Brendan McDiarmid | Reuters
In Riyadh, Saudi Arabia, top executives from leading Wall Street firms are voicing concerns about ongoing inflation in the U.S. economy. They doubt that the Federal Reserve will adhere to its plan for two further interest rate cuts within this year.
In September, the Fed lowered interest rates by 50 basis points, signaling a shift in its approach to managing the U.S. economy and inflation forecasts. A report from JPMorgan and Fitch Ratings late last month projected two additional rate cuts by the end of 2024, with expectations for these cuts to continue into 2025.
According to the CME Group’s FedWatch tool, there’s a staggering 98% probability of a 25 basis point reduction in rates during this week’s meeting in November. There’s also a 78% chance that another 25 basis point cut will occur in December.
However, some CEOs are not convinced. During a discussion at Saudi Arabia’s Future Investment Initiative, they highlighted national economic trends and the proposals from both presidential candidates as factors that could spur inflation. They anticipate further inflationary pressures in the U.S. due to increased spending, a push for domestic manufacturing, and tariffs.
The panel, moderated by CNBC’s Sarah Eisen, included prominent CEOs from Goldman Sachs, Carlyle, Morgan Stanley, Standard Chartered, and State Street, who were asked to indicate whether they believed there would be two more rate cuts by the Fed this year. Not one raised their hand.
“I predict inflation will prove to be more persistent,” stated Jenny Johnson, president of Franklin Templeton. In a subsequent CNBC interview, she expressed her doubt about inflation falling to the targeted 2% level, suggesting instead that only one more rate cut is likely this year.
Reflecting on market sentiments from a year ago, she added, “Were we genuinely discussing a recession then?
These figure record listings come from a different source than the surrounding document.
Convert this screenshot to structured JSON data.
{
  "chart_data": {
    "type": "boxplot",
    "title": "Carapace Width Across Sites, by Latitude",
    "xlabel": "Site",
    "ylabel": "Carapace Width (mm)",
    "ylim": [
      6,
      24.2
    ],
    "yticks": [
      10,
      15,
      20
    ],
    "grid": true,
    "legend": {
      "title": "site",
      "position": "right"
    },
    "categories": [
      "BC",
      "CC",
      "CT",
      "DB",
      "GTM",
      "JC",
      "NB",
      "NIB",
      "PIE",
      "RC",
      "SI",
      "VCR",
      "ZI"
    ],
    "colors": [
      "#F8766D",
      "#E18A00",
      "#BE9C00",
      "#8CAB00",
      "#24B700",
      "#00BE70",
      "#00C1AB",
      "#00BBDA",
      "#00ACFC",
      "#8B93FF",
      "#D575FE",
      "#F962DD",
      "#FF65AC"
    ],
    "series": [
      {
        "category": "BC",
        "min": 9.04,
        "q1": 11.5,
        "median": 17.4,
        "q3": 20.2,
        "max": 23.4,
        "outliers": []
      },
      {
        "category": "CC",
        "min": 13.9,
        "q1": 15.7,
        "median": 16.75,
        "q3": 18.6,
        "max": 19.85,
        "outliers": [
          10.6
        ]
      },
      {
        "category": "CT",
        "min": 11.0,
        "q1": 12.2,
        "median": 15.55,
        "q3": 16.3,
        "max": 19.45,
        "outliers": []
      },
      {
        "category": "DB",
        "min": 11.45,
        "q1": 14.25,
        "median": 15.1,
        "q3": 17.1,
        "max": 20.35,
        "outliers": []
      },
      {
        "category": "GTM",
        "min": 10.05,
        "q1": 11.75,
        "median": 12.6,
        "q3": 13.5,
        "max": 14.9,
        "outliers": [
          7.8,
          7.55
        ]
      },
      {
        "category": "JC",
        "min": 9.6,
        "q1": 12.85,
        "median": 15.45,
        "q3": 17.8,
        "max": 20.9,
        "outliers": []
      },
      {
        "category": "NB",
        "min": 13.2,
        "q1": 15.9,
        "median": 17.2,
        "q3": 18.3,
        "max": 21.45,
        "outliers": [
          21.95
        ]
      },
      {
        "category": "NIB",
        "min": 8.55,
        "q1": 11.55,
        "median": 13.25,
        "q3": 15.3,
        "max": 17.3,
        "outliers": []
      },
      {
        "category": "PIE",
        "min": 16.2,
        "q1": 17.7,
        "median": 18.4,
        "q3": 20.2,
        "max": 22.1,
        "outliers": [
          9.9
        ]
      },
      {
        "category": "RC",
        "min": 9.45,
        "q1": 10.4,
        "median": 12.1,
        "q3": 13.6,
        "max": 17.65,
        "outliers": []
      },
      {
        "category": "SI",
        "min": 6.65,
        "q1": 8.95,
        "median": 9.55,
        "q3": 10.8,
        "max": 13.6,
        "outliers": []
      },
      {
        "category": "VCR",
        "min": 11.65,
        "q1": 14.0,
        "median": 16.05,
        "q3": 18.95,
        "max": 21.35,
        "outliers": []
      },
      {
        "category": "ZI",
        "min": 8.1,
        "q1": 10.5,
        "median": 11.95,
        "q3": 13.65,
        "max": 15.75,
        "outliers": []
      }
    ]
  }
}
It seems that topic has vanished.”
Larry Fink, CEO of BlackRock, which manages assets exceeding $10 trillion, also foresees just one potential interest rate cut by the end of 2024, stating, “A 25 basis point cut feels imminent, but we must remember that inflation seems more deeply embedded than ever.”
Moreover, he remarked about the increasingly inflationary policies in place, questioning if anyone considers the associated costs of these economic decisions.
The U.S. Consumer Price Index (CPI), an essential indicator of inflation, reported a 2.4% increase in September compared to the same month in 2023, marking a decline from August’s 2.5%. This September figure represents the slowest annual growth since February 2021.
Recent data also indicated that job creation in the U.S. slowed in October to its lowest rate since late 2020, but market reactions appeared to downplay this concerning trend, even amidst warnings about significant climate and labor shifts affecting the economy.
Goldman Sachs CEO David Solomon opined that inflation is likely to be more ingrained in the global economic landscape than many market analysts currently anticipate, warning of stronger price pressures ahead.
“This doesn’t imply there will be a dramatic upheaval, but it suggests we may face more challenges than the present market predictions, influenced heavily by the policy steps taken,” he stated.
Morgan Stanley’s CEO, Ted Pick, voiced stronger sentiments last Tuesday, asserting the days of lenient monetary policy and zero-interest rates are firmly in the past.
“The era of financial leniency, along with persistently low interest rates and inflation, has concluded. We will see further interest rate rises globally, and we are once again facing geopolitical challenges. These issues will shape the next several decades,” Pick stated, referencing Francis Fukuyama’s well-known 1992 work, The End of History and the Last Man, which discussed the historical implications of ideology conflicts.
During the panel discussion with CNBC’s Eisen, Apollo Global CEO Mark Rowan questioned the reasoning behind the Fed’s decision to cut interest rates amid policies designed for robust economic stimulus. He referenced significant legislative measures like the U.S. Inflation Control Act and the CHIPS and Science Act as indicative of ongoing strength in the U.S. economy.
“We’re discussing various degrees of positivity in the economy. We’ve seen major interest rate hikes, yet here we are at all-time high stock prices and near-zero unemployment. The economy is still thriving, despite all odds,” he noted.
Rowan concluded with, “I honestly question the rationale behind lowering rates unless the goal is to assist the least fortunate within our economy.”